NATO is Not A Defensive Alliance
NATO has begun four offensive wars since the end of the First Cold War in 1991
Since the Russo-Ukrainian War began on 24 February, 2022, many Americans and western Europeans have argued that potential NATO membership for Ukraine didn’t constitute a provocation to Russia and, consequently, wasn’t a legitimate casus belli for Russia’s current “special military operation.” In fact, neither France, Germany, Italy nor even the UK agreed to Ukraine’s accession to NATO in 2008. And Ukraine didn’t qualify for NATO membership in 2008, nor does it today in 2022: it’s government isn’t democratic enough yet for NATO.
In spite of this, Ukraine is today a de facto NATO member, lacking only Article 5 protection. (Article 5 protection, granted only to de jure NATO members, would obligate other NATO members to come to its defense in the event of an invasion.) Ukraine’s de facto NATO status is reflected in the billions of military aid granted to it by the US since 2014, as well as its participation in NATO war games and naval maneuvers during both the Obama and Trump administrations. Additionally, Russia had been concerned with western missile systems being deployed in Ukraine.
Also, the point must be made: NATO is not a defensive alliance. Since the first Cold War ended in 1991, NATO has been involved in four offensive wars: Kosovo (1999), Afghanistan (2001-2021), Iraq (2003-2011), and Libya (2011), none of which had anything to with defending western Europe or the “North Atlantic.” Also, here’s what needs to be emphasized repeatedly: Less than 50 years after the end of the most destructive war in human history, in 1990, the Soviet Union, which lost 26.6 million people in WWII in less than four years, (15 percent of its population, equivalent to 49 million Americans today), agreed to allow the country that started that war against it, Germany, to reunite and remain a NATO member.
For this incredibly magnanimous offer, what did Mikhail Gorbachev’s Soviet Union ask the West in return? Just one, simple thing: Don’t expand NATO eastward. What an incredible deal! Too bad the West and the US couldn’t keep its end of the bargain and eventually turned Russia from an ally into an enemy, in no small part because of its broken promises over NATO. In 1990, NATO had 16 members; today it has 30. Almost all of the former Warsaw Pact members are now in NATO, and note specifically that current NATO members Hungary, Romania, and Slovakia joined Nazi Germany in Operation Barbarossa in 1941. There are still Russians alive today who remember WWII. Putin himself lost his maternal grandmother, his older brother, and many uncles in the Great Patriotic War. Also, both of Putin’s parents were injured in the war.

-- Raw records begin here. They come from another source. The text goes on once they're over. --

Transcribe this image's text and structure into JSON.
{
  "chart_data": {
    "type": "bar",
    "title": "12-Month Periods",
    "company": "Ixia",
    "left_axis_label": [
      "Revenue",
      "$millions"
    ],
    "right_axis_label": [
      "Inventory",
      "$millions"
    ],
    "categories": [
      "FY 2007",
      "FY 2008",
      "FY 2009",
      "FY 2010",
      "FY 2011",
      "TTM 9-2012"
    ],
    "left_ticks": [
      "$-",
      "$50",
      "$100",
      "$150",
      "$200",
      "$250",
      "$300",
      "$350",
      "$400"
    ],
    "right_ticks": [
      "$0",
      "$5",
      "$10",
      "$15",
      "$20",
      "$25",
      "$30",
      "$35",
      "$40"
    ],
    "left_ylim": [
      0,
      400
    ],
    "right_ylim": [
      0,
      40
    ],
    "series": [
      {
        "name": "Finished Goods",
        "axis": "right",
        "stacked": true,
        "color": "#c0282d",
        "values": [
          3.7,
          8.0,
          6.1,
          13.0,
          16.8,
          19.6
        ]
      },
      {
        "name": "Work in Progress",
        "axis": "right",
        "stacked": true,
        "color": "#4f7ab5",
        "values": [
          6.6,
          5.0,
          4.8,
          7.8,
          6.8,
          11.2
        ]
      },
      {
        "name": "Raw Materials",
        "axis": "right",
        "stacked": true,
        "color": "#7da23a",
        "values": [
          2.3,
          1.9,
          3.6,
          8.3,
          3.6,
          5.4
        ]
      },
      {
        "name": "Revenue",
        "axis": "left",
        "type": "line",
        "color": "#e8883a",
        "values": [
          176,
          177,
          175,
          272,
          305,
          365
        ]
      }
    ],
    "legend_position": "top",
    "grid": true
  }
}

After 1991, the US should have left NATO and encouraged western Europe to phase it out by the end of the millennium. Finally, note that the late John David Lewis might have argued that Germany in 1990 had no right to reunify, since it had begun the most destructive war in history in 1941 and carried out mass genocide against millions. Note that the Kaiser’s Germany committed far fewer war crimes than did Nazi Germany, yet in “Nothing Less Than Victory” Lewis vehemently argues that the Allies should have required unconditional surrender of Germany in 1918 and that western conciliation and appeasement towards Germany throughout the 1930s precipitated WWII. On this view, the West should have opposed German reunification in 1990 (as did Margaret Thatcher). Also, as he assumed command of NATO forces in 1951, two years before he became US president, Eisenhower stated that “If in 10 years, all American troops stationed in Europe for national defense purposes have not been returned to the United States, then this whole [NATO] project will have failed." Too bad that as president, Ike didn’t pull US troops out of Europe. Also, note that his granddaughter, Susan Eisenhower, along with 49 other foreign policy notables wrote an open letter to President Clinton on June 26,1997, opposing NATO expansion. Note that the 50 names in the letter include some doves but also many hawks like Richard Pipes, Gordon Humphrey, Sam Nunn, Fred Ikle, Stansfield Turner, Edward Luttwak and even Paul “Rollback” Nitze. In reading the letter, it’s clear that what these 50 people warned us about NATO expansion 25 years ago has now transpired. Also, Nitze’s rival, George “Containment” Kennan, argued back then that NATO expansion was "... the most fateful error of American policy in the entire post-Cold-War era." The next year, in 1998, Kennan elaborated in an interview with the NY Times’ Thomas Friedman. Again, history has proven Kennan and the other 50 foreign policy specialists right.